São Paulo, Brazil — The dream of winning a second term to stay ahead of the largest country in Latin America came to an end for Jair Bolsonaro this Sunday night.
Current president of Brazil, he was defeated on the runoff by former president Luiz Inácio Lula da Silva by an extremely narrow margin. Lula received 50.90% of the votes and Bolsonaro, 49.10%, the smallest difference ever recorded in Brazilian history since 1989, when the country returned to hold free elections for the presidency of the Republic after redemocratization.
More than 60,345,825 voters gave the victory to the candidate of the Workers’ Party, who will return to the position he left in December 2010. Bolsonaro received more than 58,206,322 votes.
The defeat makes Bolsonaro the first president of Brazil to fail to be reelected for a second term, since the country adopted the reelection model in 1998.
The counting of votes started at 5:00pm GMT-3, with a slight advantage for the current president. At 6:44pm, however, Lula took the lead, but the gap between the two candidates remained less than 1 percentage point.
The tight and uncertain scenario continued until 7:56pm, when the Superior Electoral Court officially announced that, with 98% of the polls counted, Lula da Silva could no longer be overtaken by Bolsonaro and declared the victory of the candidate who places the left Brazilian again in command of the country.
After the official announcement, Bolsonaro did not speak. Traditionally, the defeated candidate in the election usually calls the winner to congratulate him and recognize the victory. That didn’t happen, at least until 11:50pm this Sunday.
Bolsonaro also kept silent on his social media accounts, where he is usually very active, speacilly on twitter.
According to Brazilian journalist Lauro Jardim, Bolsonaro isolated himself after the end of the vote count.

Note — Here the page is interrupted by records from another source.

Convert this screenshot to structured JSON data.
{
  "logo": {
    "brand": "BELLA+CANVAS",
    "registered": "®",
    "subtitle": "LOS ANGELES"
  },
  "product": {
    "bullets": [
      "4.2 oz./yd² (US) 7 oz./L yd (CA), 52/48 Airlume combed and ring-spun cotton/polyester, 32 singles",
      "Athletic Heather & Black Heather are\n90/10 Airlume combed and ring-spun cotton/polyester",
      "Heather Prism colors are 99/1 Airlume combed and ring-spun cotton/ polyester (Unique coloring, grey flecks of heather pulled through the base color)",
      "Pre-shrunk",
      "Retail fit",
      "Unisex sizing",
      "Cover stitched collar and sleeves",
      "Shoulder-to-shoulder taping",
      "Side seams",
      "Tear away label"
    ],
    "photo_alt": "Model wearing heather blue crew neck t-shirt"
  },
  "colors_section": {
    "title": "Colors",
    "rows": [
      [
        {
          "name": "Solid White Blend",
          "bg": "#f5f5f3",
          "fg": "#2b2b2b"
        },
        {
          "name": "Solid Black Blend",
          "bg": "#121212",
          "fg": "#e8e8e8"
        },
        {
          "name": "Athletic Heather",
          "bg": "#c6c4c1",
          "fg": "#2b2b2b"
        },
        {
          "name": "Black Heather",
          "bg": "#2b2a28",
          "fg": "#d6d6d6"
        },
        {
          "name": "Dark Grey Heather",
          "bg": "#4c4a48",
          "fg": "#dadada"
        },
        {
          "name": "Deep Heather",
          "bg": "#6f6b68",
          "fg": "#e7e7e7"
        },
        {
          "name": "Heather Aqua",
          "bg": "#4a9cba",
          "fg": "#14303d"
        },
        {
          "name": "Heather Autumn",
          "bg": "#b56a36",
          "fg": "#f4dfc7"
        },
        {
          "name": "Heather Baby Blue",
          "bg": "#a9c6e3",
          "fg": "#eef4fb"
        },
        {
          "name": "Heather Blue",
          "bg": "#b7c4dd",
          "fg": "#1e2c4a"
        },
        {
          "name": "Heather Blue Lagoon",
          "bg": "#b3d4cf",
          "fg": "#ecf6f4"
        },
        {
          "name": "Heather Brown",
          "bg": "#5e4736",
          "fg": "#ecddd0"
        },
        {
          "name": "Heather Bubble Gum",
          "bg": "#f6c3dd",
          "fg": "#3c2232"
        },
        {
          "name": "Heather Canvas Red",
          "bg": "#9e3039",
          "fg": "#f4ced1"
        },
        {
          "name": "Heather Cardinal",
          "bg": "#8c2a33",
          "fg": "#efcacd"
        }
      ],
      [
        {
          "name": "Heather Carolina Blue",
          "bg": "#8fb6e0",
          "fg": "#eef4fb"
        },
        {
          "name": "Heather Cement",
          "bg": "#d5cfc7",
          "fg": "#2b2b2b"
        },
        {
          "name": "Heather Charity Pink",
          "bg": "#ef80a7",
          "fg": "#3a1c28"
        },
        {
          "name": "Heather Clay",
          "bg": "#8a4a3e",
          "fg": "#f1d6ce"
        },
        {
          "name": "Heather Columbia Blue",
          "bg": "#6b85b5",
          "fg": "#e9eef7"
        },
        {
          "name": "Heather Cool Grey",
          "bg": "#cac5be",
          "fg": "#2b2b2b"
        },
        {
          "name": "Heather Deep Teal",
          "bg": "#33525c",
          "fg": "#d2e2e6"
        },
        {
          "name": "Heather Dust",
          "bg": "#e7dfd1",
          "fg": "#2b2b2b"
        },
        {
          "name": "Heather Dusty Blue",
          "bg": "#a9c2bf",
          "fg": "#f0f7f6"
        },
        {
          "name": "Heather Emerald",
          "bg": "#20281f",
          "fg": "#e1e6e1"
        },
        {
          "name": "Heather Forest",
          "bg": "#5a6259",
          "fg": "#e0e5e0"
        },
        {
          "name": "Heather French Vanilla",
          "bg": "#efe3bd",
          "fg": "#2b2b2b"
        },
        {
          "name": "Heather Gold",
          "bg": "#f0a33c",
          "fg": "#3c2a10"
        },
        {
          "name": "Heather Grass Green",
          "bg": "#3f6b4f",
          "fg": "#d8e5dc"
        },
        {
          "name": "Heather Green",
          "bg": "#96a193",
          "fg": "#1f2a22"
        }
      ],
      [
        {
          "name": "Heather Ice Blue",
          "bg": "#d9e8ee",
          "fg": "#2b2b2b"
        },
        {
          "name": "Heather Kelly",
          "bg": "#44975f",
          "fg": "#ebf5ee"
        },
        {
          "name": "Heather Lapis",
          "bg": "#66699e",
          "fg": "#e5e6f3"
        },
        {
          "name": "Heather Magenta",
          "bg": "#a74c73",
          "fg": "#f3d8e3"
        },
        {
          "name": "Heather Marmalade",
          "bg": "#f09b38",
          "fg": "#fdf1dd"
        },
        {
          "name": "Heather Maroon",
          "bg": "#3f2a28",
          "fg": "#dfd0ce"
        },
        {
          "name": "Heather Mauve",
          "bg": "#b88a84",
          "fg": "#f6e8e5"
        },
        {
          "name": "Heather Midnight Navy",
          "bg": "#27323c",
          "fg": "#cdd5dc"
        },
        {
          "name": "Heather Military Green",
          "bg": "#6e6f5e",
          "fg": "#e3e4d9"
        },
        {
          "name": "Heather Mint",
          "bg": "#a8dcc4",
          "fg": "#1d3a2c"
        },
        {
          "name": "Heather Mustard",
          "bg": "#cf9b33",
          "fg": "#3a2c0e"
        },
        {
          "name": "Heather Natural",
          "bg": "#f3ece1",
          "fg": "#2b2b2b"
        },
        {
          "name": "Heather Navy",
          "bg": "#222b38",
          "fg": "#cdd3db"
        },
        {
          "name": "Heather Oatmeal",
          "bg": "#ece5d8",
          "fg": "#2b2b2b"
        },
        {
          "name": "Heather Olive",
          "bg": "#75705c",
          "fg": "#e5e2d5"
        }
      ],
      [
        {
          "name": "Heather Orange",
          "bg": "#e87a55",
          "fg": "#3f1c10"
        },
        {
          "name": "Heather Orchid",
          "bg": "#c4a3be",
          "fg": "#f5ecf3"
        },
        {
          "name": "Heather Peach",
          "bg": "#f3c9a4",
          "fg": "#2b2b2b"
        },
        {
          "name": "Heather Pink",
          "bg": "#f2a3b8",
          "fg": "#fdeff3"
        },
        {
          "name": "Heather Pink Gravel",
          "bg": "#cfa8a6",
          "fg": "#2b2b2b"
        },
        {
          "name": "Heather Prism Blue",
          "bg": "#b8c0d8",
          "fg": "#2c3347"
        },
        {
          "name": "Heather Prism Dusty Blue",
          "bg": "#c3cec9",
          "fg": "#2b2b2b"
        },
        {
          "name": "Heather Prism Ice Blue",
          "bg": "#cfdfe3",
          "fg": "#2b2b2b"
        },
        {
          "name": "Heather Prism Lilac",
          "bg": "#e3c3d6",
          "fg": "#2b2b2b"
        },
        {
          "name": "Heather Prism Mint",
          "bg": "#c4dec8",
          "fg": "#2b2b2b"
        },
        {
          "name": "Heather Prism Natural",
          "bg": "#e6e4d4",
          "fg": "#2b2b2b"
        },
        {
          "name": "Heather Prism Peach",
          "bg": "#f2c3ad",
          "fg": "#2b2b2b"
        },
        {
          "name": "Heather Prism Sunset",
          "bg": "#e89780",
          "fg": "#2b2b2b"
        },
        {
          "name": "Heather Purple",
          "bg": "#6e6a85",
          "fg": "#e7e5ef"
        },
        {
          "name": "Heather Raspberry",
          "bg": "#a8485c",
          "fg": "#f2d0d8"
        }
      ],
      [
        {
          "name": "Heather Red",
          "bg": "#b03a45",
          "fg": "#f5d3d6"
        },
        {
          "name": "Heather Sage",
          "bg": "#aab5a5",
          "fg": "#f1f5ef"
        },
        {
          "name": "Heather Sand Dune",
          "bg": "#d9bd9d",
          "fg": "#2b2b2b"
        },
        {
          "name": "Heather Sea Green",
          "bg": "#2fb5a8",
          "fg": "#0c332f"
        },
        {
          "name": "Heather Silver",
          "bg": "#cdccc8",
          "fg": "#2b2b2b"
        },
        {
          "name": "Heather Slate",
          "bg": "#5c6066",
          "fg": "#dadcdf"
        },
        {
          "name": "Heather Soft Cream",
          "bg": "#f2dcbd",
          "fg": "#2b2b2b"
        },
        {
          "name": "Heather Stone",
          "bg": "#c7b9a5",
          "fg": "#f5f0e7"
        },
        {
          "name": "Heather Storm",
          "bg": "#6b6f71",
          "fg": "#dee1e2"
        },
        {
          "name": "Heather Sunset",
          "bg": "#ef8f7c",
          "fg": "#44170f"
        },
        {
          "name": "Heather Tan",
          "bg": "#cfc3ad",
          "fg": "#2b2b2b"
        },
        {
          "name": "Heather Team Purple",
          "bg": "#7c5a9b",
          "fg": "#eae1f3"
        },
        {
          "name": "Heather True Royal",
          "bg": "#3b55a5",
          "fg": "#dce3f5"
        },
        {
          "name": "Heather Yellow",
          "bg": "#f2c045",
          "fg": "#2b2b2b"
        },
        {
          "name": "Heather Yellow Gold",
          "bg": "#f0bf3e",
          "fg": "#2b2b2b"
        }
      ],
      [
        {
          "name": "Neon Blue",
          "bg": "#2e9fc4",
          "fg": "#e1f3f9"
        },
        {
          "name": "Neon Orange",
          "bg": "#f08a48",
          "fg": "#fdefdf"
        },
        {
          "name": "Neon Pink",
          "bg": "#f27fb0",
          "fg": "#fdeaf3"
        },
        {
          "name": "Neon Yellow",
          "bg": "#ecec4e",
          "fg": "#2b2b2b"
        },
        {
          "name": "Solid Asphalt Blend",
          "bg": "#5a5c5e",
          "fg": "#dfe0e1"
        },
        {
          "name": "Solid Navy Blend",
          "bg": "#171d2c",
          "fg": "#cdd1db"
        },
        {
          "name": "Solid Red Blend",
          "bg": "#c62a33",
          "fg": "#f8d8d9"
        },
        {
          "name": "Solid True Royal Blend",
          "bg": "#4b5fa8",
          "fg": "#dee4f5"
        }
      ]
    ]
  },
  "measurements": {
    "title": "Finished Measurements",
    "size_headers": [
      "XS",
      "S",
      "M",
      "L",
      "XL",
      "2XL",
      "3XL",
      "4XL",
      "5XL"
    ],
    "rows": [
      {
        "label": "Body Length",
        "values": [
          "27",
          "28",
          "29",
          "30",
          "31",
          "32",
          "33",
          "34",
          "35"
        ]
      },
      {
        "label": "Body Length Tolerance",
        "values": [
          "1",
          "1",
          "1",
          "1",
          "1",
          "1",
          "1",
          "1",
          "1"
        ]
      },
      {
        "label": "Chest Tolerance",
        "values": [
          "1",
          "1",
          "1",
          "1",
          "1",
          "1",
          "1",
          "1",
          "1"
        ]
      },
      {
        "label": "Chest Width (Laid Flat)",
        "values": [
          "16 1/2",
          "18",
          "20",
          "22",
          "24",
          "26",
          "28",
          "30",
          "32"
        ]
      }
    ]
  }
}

Government ministers and allied politicians who have tried to visit him have been told that the president does not wish to receive anyone at this time.
In an interview with Rede Globo de Televisão, on Friday night, after participating in the last debate, Bolsonaro said he would respect the results of the polls.
Legislative authorities recognize Lula’s victory
This Sunday, the first hint that this should really happen came from the president of the Chamber of Deputies. President Bolsonaro’s first-time ally, federal deputy Arthur Lira, held a press conference to recognize Lula da Silva’s victory.
Senator Rodrigo Pacheco, president of the Federal Senate, also recognized Lula da Silva’s victory and ruled out the possibility of contesting the result.